— А вот и сообщение, которое мы искали, — важно объявил Иван. Сообщение состояло из трех строчек, смысла которых Алена, при всём старании, постичь не смогла. В первой было написано «Меркуцио!» Дальше шли загадки: «Улица — фамилия Манюни. Дом — на три больше, чем тебе, когда мы познакомились. Квартира — удвоенная дата твоего приезда без семи».
— Тебе что-то понятно? — спросила Алена, взглянув на Ивана. Спросила, совсем не иронизируя — в этот момент ей показалось, что Ивану по силам разгадать любую загадку.
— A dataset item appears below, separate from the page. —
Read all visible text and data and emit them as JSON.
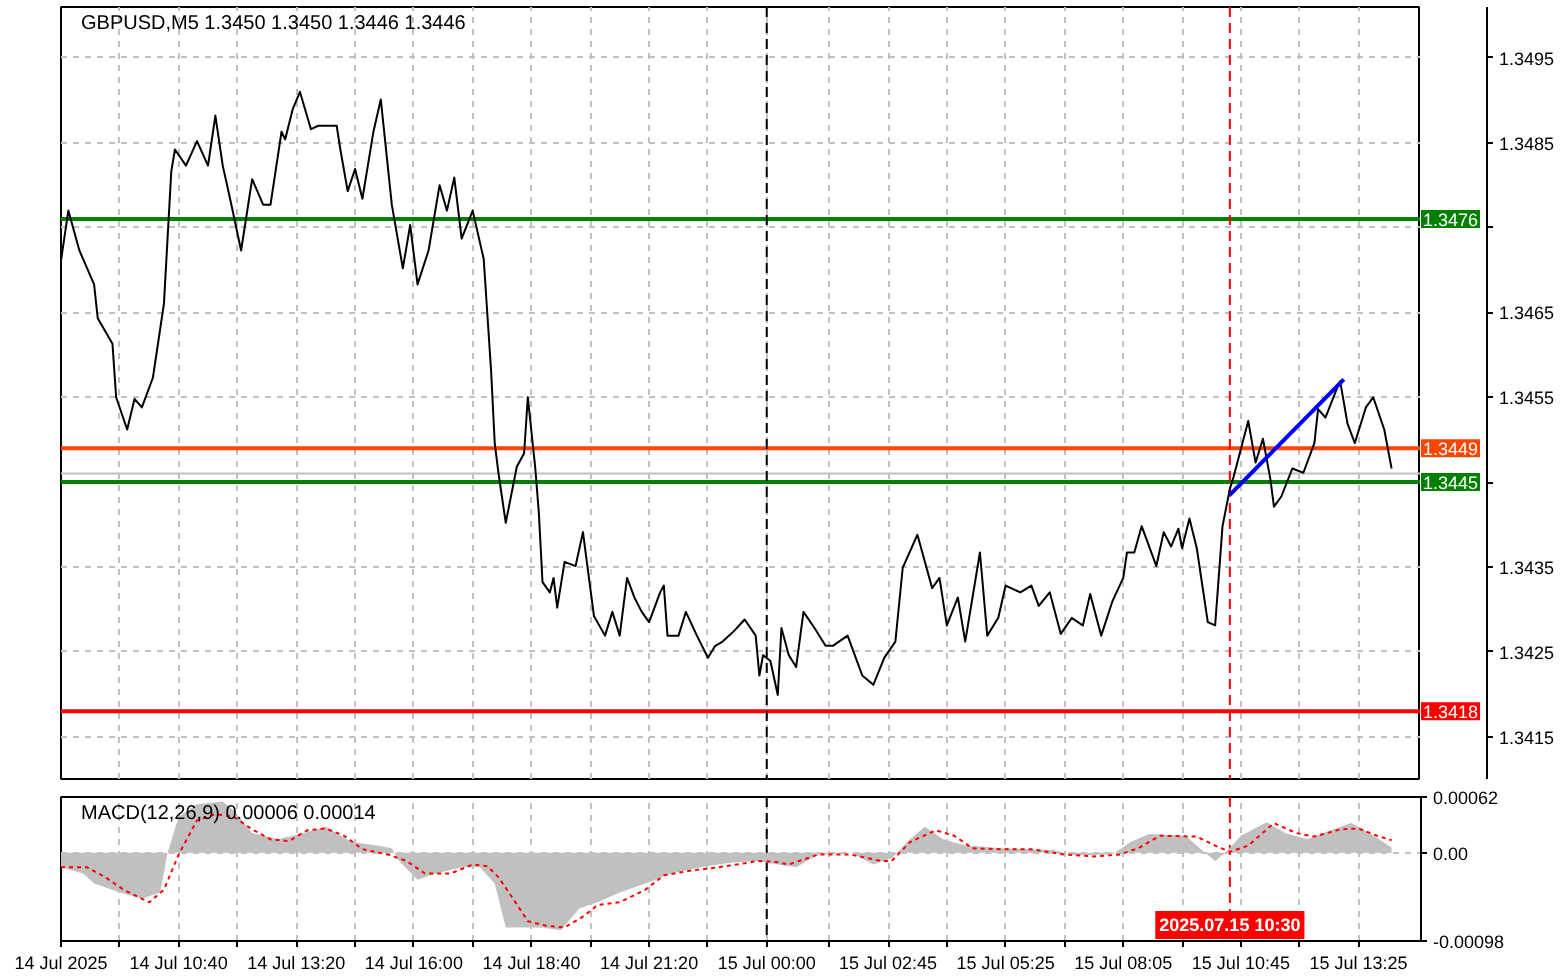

Иван утвердительно кивнул головой, при этом лицо у него, почему-то сделалось грустным. Алена смотрел на друга, ожидая продолжения.
— Это письмо, как и надпись на обоях, понять могу только я, — сказал, наконец, Иван. — С дядей Персиком мы впервые встретились, когда он приехал на похороны мамы, она умерла от рака. Я тогда заканчивал девятый класс. До этого я хотел быть историком, но решил сделаться врачом. С дядей мы очень подружились за это короткое время, и я ему пообещал, что стану врачом и найду способ победить страшную болезнь, — Иван смущенно улыбнулся, — в детстве все мы склонны давать несбыточные обещания.
— Но ты ведь и правда стал врачом, — серьезно сказала Алена, — и как знать, может, найдешь это лекарство.
Иван благодарно улыбнулся и продолжил:
— Мы с дядей успели поговорить практически обо всем. В те годы с взрослыми я не слишком ладил, и когда появился человек, с которым можно было говорить на любые темы… Ты меня понимаешь?
— Конечно, понимаю, Ваня, — сказала Алена. Ей почему-то захотелось заплакать.
— Я незадолго до того прочитал «Ромео и Джульетту» и рассказал дяде Персику, что мне там больше всего понравился не Ромео, а Меркуцио — смелый, остроумный, всеобщий любимец. После этого, дядя стал меня так называть, в шутку, конечно.
— Значит, первая строчка в дядином письме говорит о том, что оно адресовано тебе, — догадалась Алена. — А кто такая Манюня?
— Манюня — детское прозвище мамы, — объяснил Иван.
— А какая у нее была фамилия? — Алена начала чувствовать азарт.
— Антонова, самая обыкновенная. Наверное, в этом городе есть улица Антонова.
Иван защелкал клавишами и через минуту объявил:
— Улицы Антонова нет, но есть Антонова-Овсеенко. Наверное, о ней и речь.
— Иван, сколько тебе было лет, когда вы познакомились с дядей?
— Я пошел в школу с шести, значит — пятнадцать.
— Улица Антонова-Овсеенко, дом восемнадцать, — быстро вычислила Алена.
— А какого числа ты приезжал в Боголюбск? — нетерпеливо спросила Алена.
— В первый раз, не помню. Летом, в июне, кажется. А во второй приехал тридцатого декабря, перед самым Новым годом.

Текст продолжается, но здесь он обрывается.